Thursday, February 16, 2012
I happened to be sitting with a couple of other mediators listening to this talk, and could tell from their reaction and comments that we had mixed feelings. Of course we all want to make sure litigants continue to have access to the courts, and we hate to see justice delayed, when people have a pressing need for resolution of their disputes. Let me make clear that I personally support higher levels of funding for the court system. On the other hand, mediators tend to see the courts as a bloated, cumbersome alternative to the more enlightened form of dispute resolution we offer. Mediators would like to think they can resolve more cases faster, cheaper and better than the courts can.

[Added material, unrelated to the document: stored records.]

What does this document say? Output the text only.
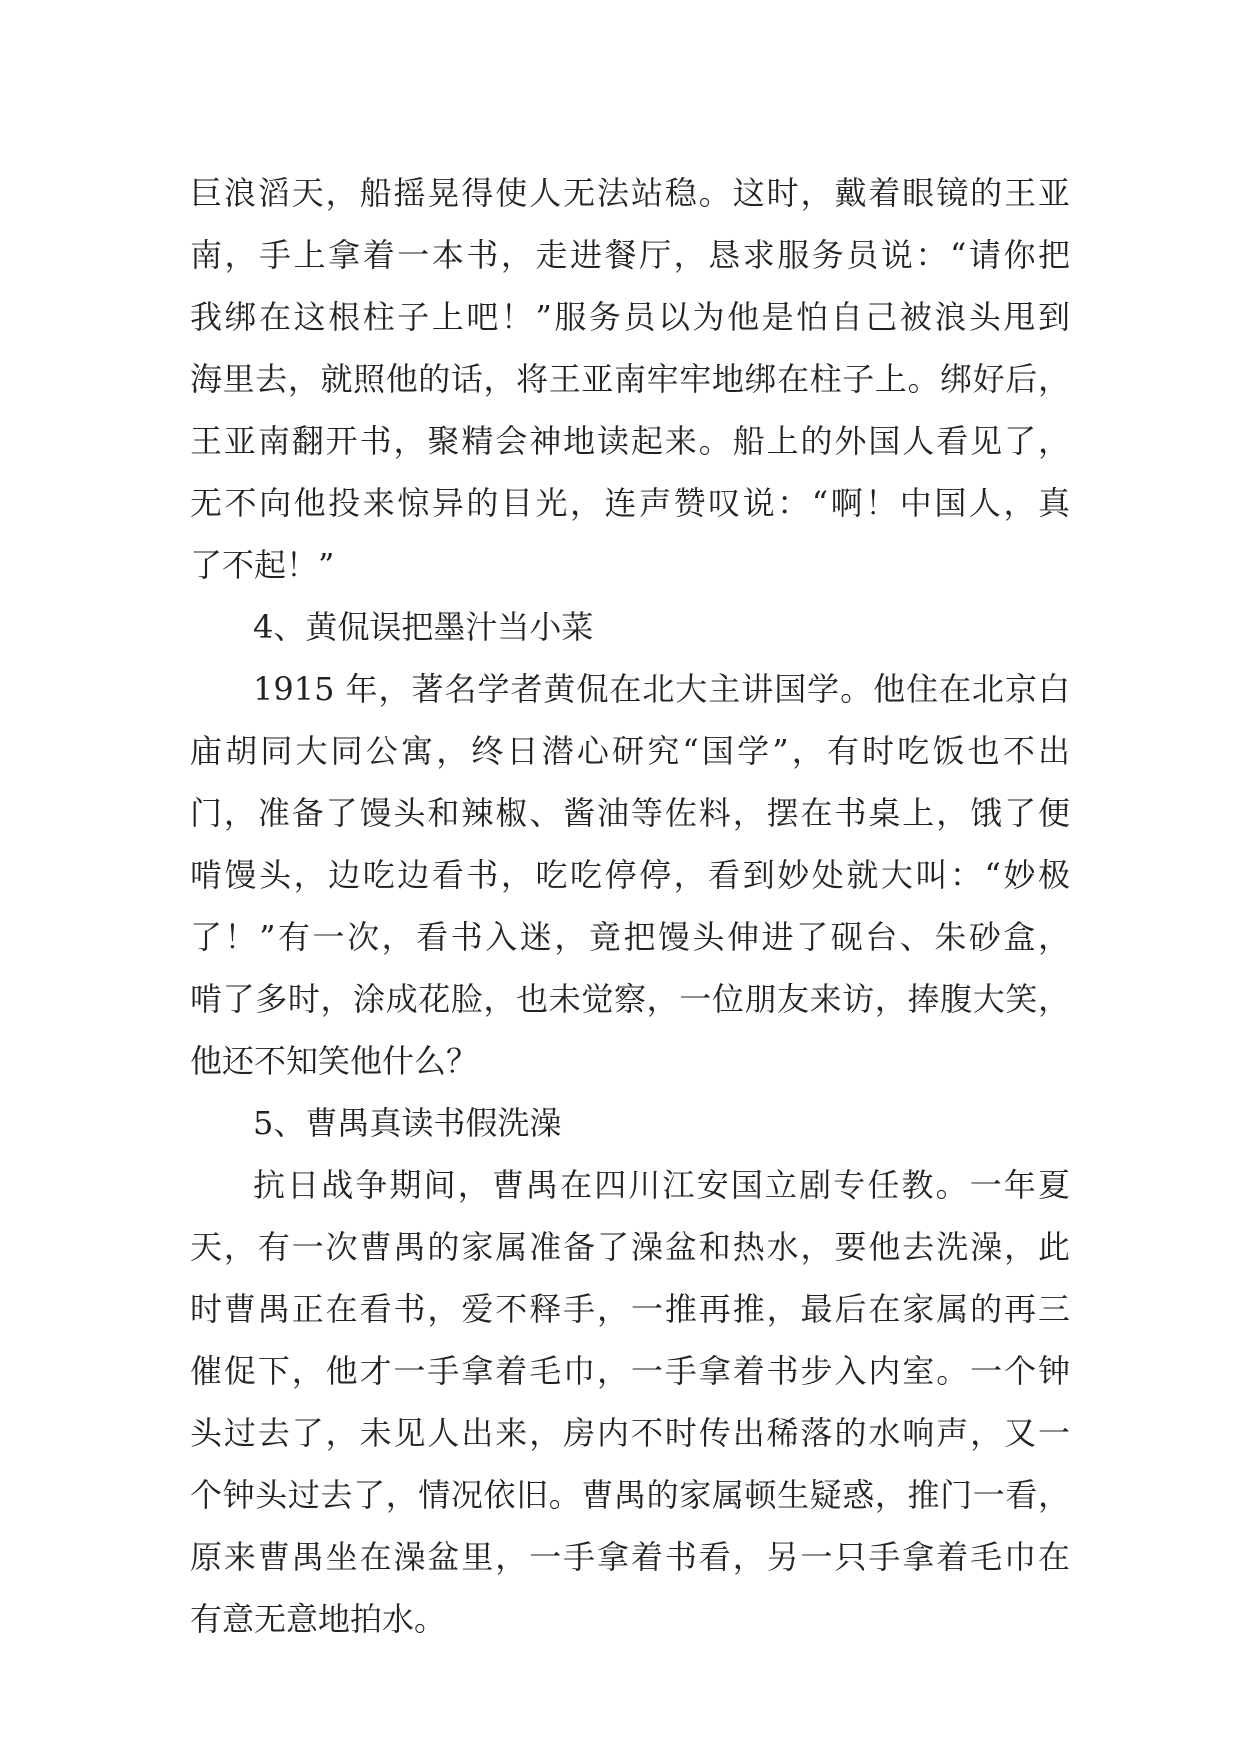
巨浪滔天，船摇晃得使人无法站稳。这时，戴着眼镜的王亚
南，手上拿着一本书，走进餐厅，恳求服务员说：“请你把
我绑在这根柱子上吧！”服务员以为他是怕自己被浪头甩到
海里去，就照他的话，将王亚南牢牢地绑在柱子上。绑好后，
王亚南翻开书，聚精会神地读起来。船上的外国人看见了，
无不向他投来惊异的目光，连声赞叹说：“啊！中国人，真
了不起！”
4、黄侃误把墨汁当小菜
1915 年，著名学者黄侃在北大主讲国学。他住在北京白
庙胡同大同公寓，终日潜心研究“国学”，有时吃饭也不出
门，准备了馒头和辣椒、酱油等佐料，摆在书桌上，饿了便
啃馒头，边吃边看书，吃吃停停，看到妙处就大叫：“妙极
了！”有一次，看书入迷，竟把馒头伸进了砚台、朱砂盒，
啃了多时，涂成花脸，也未觉察，一位朋友来访，捧腹大笑，
他还不知笑他什么？
5、曹禺真读书假洗澡
抗日战争期间，曹禺在四川江安国立剧专任教。一年夏
天，有一次曹禺的家属准备了澡盆和热水，要他去洗澡，此
时曹禺正在看书，爱不释手，一推再推，最后在家属的再三
催促下，他才一手拿着毛巾，一手拿着书步入内室。一个钟
头过去了，未见人出来，房内不时传出稀落的水响声，又一
个钟头过去了，情况依旧。曹禺的家属顿生疑惑，推门一看，
原来曹禺坐在澡盆里，一手拿着书看，另一只手拿着毛巾在
有意无意地拍水。
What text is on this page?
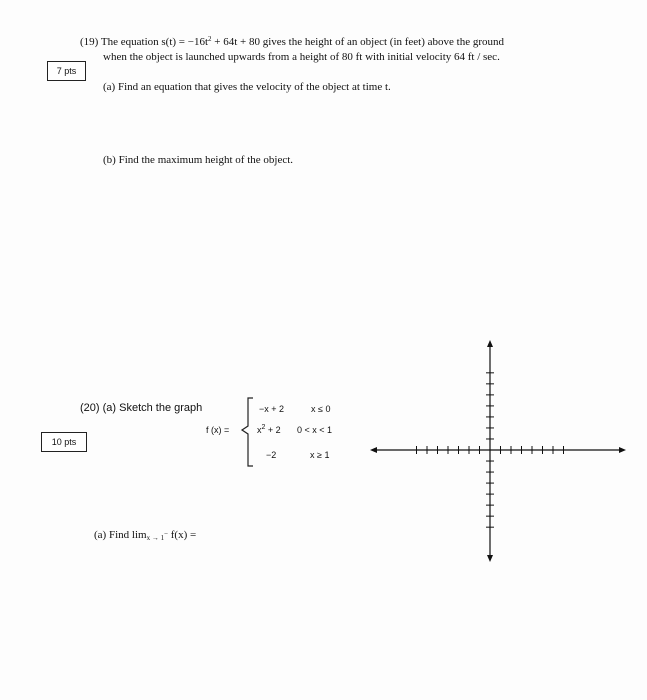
7 pts
(19) The equation $s(t) = -16t^2 + 64t + 80$ gives the height of an object (in feet) above the ground
when the object is launched upwards from a height of 80 ft with initial velocity 64 ft / sec.
(a) Find an equation that gives the velocity of the object at time t.
(b) Find the maximum height of the object.
(20) (a) Sketch the graph
10 pts
f (x) =
−x + 2	x ≤ 0
$x^2 + 2$ 0 < x < 1
−2	x ≥ 1
(a) Find $\lim_{x \to 1^-} f(x)$ =
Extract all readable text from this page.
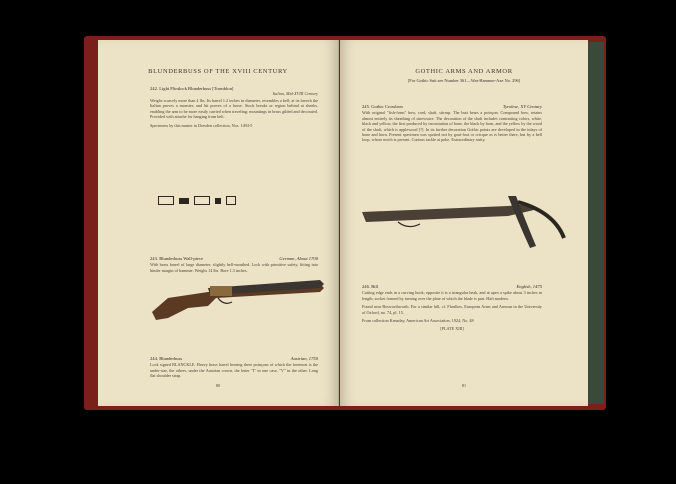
BLUNDERBUSS OF THE XVIII CENTURY
242. Light Flintlock Blunderbuss [Tromblon]
Italian, Mid-XVIII Century
Weighs scarcely more than 4 lbs. Its barrel 1.2 inches in diameter, resembles a bell; at its breech the Italian proves a monster, and bit proves of a horse. Stock breaks or region behind at sheeks, enabling the arm to be more easily carried when traveling; mountings in brass gilded and decorated. Provided with attache for hanging from belt.
Specimens by this master in Dresden collection, Nos. 1494-5
243. Blunderbuss Wall-piece	German, About 1700
With brass barrel of large diameter, slightly bell-mouthed. Lock with primitive safety, fitting into hinder margin of hammer. Weighs 14 lbs. Bore 1.3 inches.
244. Blunderbuss	Austrian, 1750
Lock signed BLANCKLE. Heavy brass barrel bearing three poinçons of which the foremost is the under-star, the others, under the Austrian crown, the letter "I" in one case, "V" in the other. Long flat shoulder strap.
80
GOTHIC ARMS AND ARMOR
[For Gothic Suit see Number 361—War-Hammer-Axe No. 296]
245. Gothic Crossbow	Tyrolese, XV Century
With original "fish-form" bow, cord, shaft, stirrup. The butt bears a poinçon. Compound bow, retains almost entirely its sheathing of sinewwire. The decoration of the shaft includes contrasting colors, white, black and yellow, the first produced by incrustation of bone, the black by horn, and the yellow by the wood of the shaft, which is applewood [?]. In its further decoration Gothic points are developed in the inlays of bone and horn. Present specimen was spotted not by goat-foot or cricque as is better there, but by a bell loop, whose notch is present. Curious tackle at poke. Extraordinary rarity.
246. Bill	English, 1475
Cutting edge ends in a curving hook; opposite it is a triangular beak, and at apex a spike about 3 inches in length; socket formed by turning over the plate of which the blade is part. Haft modern.
Found near Bosworthworth. For a similar bill, cf. Ffoulkes, European Arms and Armour in the University of Oxford, no. 74, pl. 15.
From collection Kenaday, American Art Association, 1924, No. 48
[PLATE XIII]
81
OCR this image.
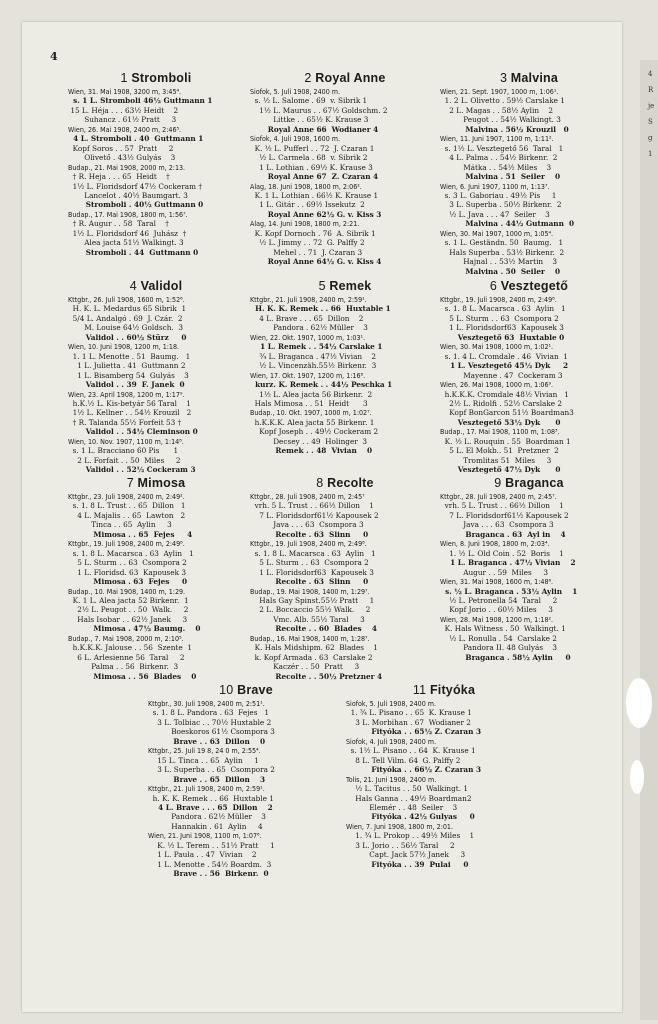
4
1 Stromboli
Wien, 31. Mai 1908, 3200 m, 3:45⁴.
s. 1 L. Stromboli 46½ Guttmann 1
15 L. Héja . . . 63½ Heidt    2
Suhancz . 61½ Pratt     3
Wien, 26. Mai 1908, 2400 m, 2:46⁵.
4 L. Stromboli . 40  Guttmann 1
Kopf Soros . . 57  Pratt     2
Olivető . 43½ Gulyás    3
Budap., 21. Mai 1908, 2000 m, 2:13.
† R. Heja . . . 65  Heidt    †
1½ L. Floridsdorf 47½ Cockeram †
Lancelot . 40½ Baumgart. 3
Stromboli . 40½ Guttmann 0
Budap., 17. Mai 1908, 1800 m, 1:56⁷.
† R. Augur . . 58  Taral    †
1½ L. Floridsdorf 46  Juhász  †
Alea jacta 51½ Walkingt. 3
Stromboli . 44  Guttmann 0
2 Royal Anne
Siofok, 5. Juli 1908, 2400 m.
s. ½ L. Salome . 69  v. Sibrik 1
1½ L. Maurus . . 67½ Goldschm. 2
Littke . . 65½ K. Krause 3
Royal Anne 66  Wodianer 4
Siofok, 4. Juli 1908, 1600 m.
K. ½ L. Pufferl . . 72  J. Czaran 1
½ L. Carmela . 68  v. Sibrik 2
1 L. Lothian . 69½ K. Krause 3
Royal Anne 67  Z. Czaran 4
Alag, 18. Juni 1908, 1800 m, 2:06².
K. 1 L. Lothian . 66½ K. Krause 1
1 L. Gitár . . 69½ Issekutz  2
Royal Anne 62½ G. v. Kiss 3
Alag, 14. Juni 1908, 1800 m, 2:21.
K. Kopf Dornoch . 76  A. Sibrik 1
½ L. Jimmy . . 72  G. Palffy 2
Mehel . . 71  J. Czaran 3
Royal Anne 64½ G. v. Kiss 4
3 Malvina
Wien, 21. Sept. 1907, 1000 m, 1:06¹.
1. 2 L. Olivetto . 59½ Carslake 1
2 L. Magas . . 58½ Aylin    2
Peugot . . 54½ Walkingt. 3
Malvina . 56½ Krouzil   0
Wien, 11. Juni 1907, 1100 m, 1:11².
s. 1½ L. Vesztegető 56  Taral   1
4 L. Palma . . 54½ Birkenr.  2
Mátka . . 54½ Miles    3
Malvina . 51  Seiler    0
Wien, 6. Juni 1907, 1100 m, 1:13⁷.
s. 3 L. Gaboriau . 49½ Pis     1
3 L. Superba . 50½ Birkenr.  2
½ L. Java . . . 47  Seiler    3
Malvina . 44½ Gutmann  0
Wien, 30. Mai 1907, 1000 m, 1:05⁴.
s. 1 L. Geständn. 50  Baumg.   1
Hals Superba . 53½ Birkenr.  2
Hajnal . . 53½ Martin    3
Malvina . 50  Seiler    0
4 Validol
Kttgbr., 26. Juli 1908, 1600 m, 1:52⁶.
H. K. L. Medardus 65 Sibrik  1
5/4 L. Andalgó . 69  J. Czár.  2
M. Louise 64½ Goldsch.  3
Validol . . 60½ Stürz     0
Wien, 10. Juni 1908, 1200 m, 1:18.
1. 1 L. Menotte . 51  Baumg.   1
1 L. Julietta . 41  Guttmann 2
1 L. Bisamberg 54  Gulyás    3
Validol . . 39  F. Janek  0
Wien, 23. April 1908, 1200 m, 1:17⁹.
h.K.½ L. Kis-betyár 56 Taral    1
1½ L. Kellner . . 54½ Krouzil   2
† R. Talanda 55½ Forfeit 53 †
Validol . . 54½ Cleminson 0
Wien, 10. Nov. 1907, 1100 m, 1:14⁸.
s. 1 L. Bracciano 60 Pis      1
2 L. Forfait . . 50  Miles     2
Validol . . 52½ Cockeram 3
5 Remek
Kttgbr., 21. Juli 1908, 2400 m, 2:59¹.
H. K. K. Remek . . 66  Huxtable 1
4 L. Brave . . . 65  Dillon    2
Pandora . 62½ Müller    3
Wien, 22. Okt. 1907, 1000 m, 1:03¹.
1 L. Remek . . 54½ Carslake 1
¾ L. Braganca . 47½ Vivian    2
½ L. Vincenzäh.55½ Birkenr.  3
Wien, 17. Okt. 1907, 1200 m, 1:16⁸.
kurz. K. Remek . . 44½ Peschka 1
1½ L. Alea jacta 56 Birkenr.  2
Hals Mimosa . . 51  Heidt      3
Budap., 10. Okt. 1907, 1000 m, 1:02⁷.
h.K.K.K. Alea jacta 55 Birkenr. 1
Kopf Joseph . . 49½ Cockeram 2
Decsey . . 49  Holinger  3
Remek . . 48  Vivian    0
6 Vesztegető
Kttgbr., 19. Juli 1908, 2400 m, 2:49⁸.
s. 1. 8 L. Macarsca . 63  Aylin   1
5 L. Sturm . . 63  Csompora 2
1 L. Floridsdorf63  Kapousek 3
Vesztegető 63  Huxtable 0
Wien, 30. Mai 1908, 1000 m, 1:02¹.
s. 1. 4 L. Cromdale . 46  Vivian  1
1 L. Vesztegető 45½ Dyk     2
Mayenne . 47  Cockeram 3
Wien, 26. Mai 1908, 1000 m, 1:06⁹.
h.K.K.K. Cromdale 48½ Vivian   1
2½ L. Ridolfi . 52½ Carslake 2
Kopf BonGarcon 51½ Boardman3
Vesztegető 53½ Dyk      0
Budap., 17. Mai 1908, 1100 m, 1:08³.
K. ½ L. Rouquin . 55  Boardman 1
5 L. El Mokb.. 51  Pretzner  2
Tromlitas 51  Miles     3
Vesztegető 47½ Dyk      0
7 Mimosa
Kttgbr., 23. Juli 1908, 2400 m, 2:49².
s. 1. 8 L. Trust . . 65  Dillon   1
4 L. Majalis . . 65  Lawton   2
Tinca . . 65  Aylin     3
Mimosa . . 65  Fejes     4
Kttgbr., 19. Juli 1908, 2400 m, 2:49⁸.
s. 1. 8 L. Macarsca . 63  Aylin   1
5 L. Sturm . . 63  Csompora 2
1 L. Floridsd. 63  Kapousek 3
Mimosa . 63  Fejes     0
Budap., 10. Mai 1908, 1400 m, 1:29.
K. 1 L. Alea jacta 52 Birkenr.  1
2½ L. Peugot . . 50  Walk.     2
Hals Isobar . . 62½ Janek     3
Mimosa . 47½ Baumg.    0
Budap., 7. Mai 1908, 2000 m, 2:10⁵.
h.K.K.K. Jalouse . . 56  Szente  1
6 L. Arlesienne 56  Taral     2
Palma . . 56  Birkenr.  3
Mimosa . . 56  Blades    0
8 Recolte
Kttgbr., 28. Juli 1908, 2400 m, 2:45⁷
vrh. 5 L. Trust . . 66½ Dillon    1
7 L. Floridsdorf61½ Kapousek 2
Java . . . 63  Csompora 3
Recolte . 63  Slinn     0
Kttgbr., 19. Juli 1908, 2400 m, 2:49⁸.
s. 1. 8 L. Macarsca . 63  Aylin   1
5 L. Sturm . . 63  Csompora 2
1 L. Floridsdorf63  Kapousek 3
Recolte . 63  Slinn     0
Budap., 19. Mai 1908, 1400 m, 1:29⁷.
Hals Gay Spinst.55½ Pratt     1
2 L. Boccaccio 55½ Walk.     2
Vmc. Alb. 55½ Taral     3
Recolte . . 60  Blades    4
Budap., 16. Mai 1908, 1400 m, 1:28⁷.
K. Hals Midshipm. 62  Blades    1
k. Kopf Armada . 63  Carslake 2
Kaczér . . 50  Pratt     3
Recolte . . 50½ Pretzner 4
9 Braganca
Kttgbr., 28. Juli 1908, 2400 m, 2:45⁷.
vrh. 5 L. Trust . . 66½ Dillon    1
7 L. Floridsdorf61½ Kapousek 2
Java . . . 63  Csompora 3
Braganca . 63  Ayl in    4
Wien, 8. Juni 1908, 1800 m, 2:03⁴.
1. ½ L. Old Coin . 52  Boris    1
1 L. Braganca . 47½ Vivian    2
Augur . . 59  Miles     3
Wien, 31. Mai 1908, 1600 m, 1:48⁶.
s. ½ L. Braganca . 53½ Aylin    1
½ L. Petronella 54  Taral     2
Kopf Jorio . . 60½ Miles     3
Wien, 28. Mai 1908, 1200 m, 1:18².
K. Hals Witness . 50  Walkingt. 1
½ L. Ronulla . 54  Carslake 2
Pandora II. 48 Gulyás    3
Braganca . 58½ Aylin     0
10 Brave
Kttgbr., 30. Juli 1908, 2400 m, 2:51¹.
s. 1. 8 L. Pandora . 63  Fejes   1
3 L. Tolbiac . . 70½ Huxtable 2
Boeskoros 61½ Csompora 3
Brave . . 63  Dillon    0
Kttgbr., 25. Juli 19 8, 24 0 m, 2:55⁴.
15 L. Tinca . . 65  Aylin     1
3 L. Superba . . 65  Csompora 2
Brave . . 65  Dillon    3
Kttgbr., 21. Juli 1908, 2400 m, 2:59¹.
h. K. K. Remek . . 66  Huxtable 1
4 L. Brave . . . 65  Dillon    2
Pandora . 62½ Müller    3
Hannakin . 61  Aylin     4
Wien, 21. Juni 1908, 1100 m, 1:07⁶.
K. ½ L. Terem . . 51½ Pratt     1
1 L. Paula . . 47  Vivian    2
1 L. Menotte . 54½ Boardm.  3
Brave . . 56  Birkenr.  0
11 Fityóka
Siofok, 5. Juli 1908, 2400 m.
1. ¾ L. Pisano . . 65  K. Krause 1
3 L. Morbihan . 67  Wodianer 2
Fityóka . . 65½ Z. Czaran 3
Siofok, 4. Juli 1908, 2400 m.
s. 1½ L. Pisano . . 64  K. Krause 1
8 L. Tell Vilm. 64  G. Palffy 2
Fityóka . . 66½ Z. Czaran 3
Tolis, 21. Juni 1908, 2400 m.
½ L. Tacitus . . 50  Walkingt. 1
Hals Ganna . . 49½ Boardman2
Elemér . . 48  Seiler    3
Fityóka . 42½ Gulyas     0
Wien, 7. Juni 1908, 1800 m, 2:01.
1. ¾ L. Prokop . . 49½ Miles    1
3 L. Jorio . . 56½ Taral     2
Capt. Jack 57½ Janek     3
Fityóka . . 39  Pulai     0
4
R
je
S
g
1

Can mediation save the state money? Mediators do sometimes save litigants money, but mainly for legal bills, not as much in court costs. On the other hand, if I can help parties avoid filing an expensive motion, that will relieve a burden on the court system, and if I can settle an entire case, that might help the parties avoid an expensive trial. Still I think it's a dangerous idea to think that we can rely on alternative dispute resolution to help the state deal with budget shortfalls. For one reason, mediation functions best in a symbiotic relationship with the court system. The press of cases moving through the courts also helps move cases through alternative dispute resolution. If court delays increase due to funding shortfalls, that is likely to slow down the pace of all other forms of resolution as well. For another reason, the future of dispute resolution that many mediators imagine, while including a greatly increased role for alternative dispute resolution, is not necessarily going to be a cheaper system to operate. It's just going to operate differently. I don't think we want to encourage the use of mediation just to save money, whether it can do that or not. We want to encourage the use of mediation to increase satisfaction with the system of dispute resolution.
UPDATE (3/20/12): A longer version of this post has been published in the March issue of ADR Times.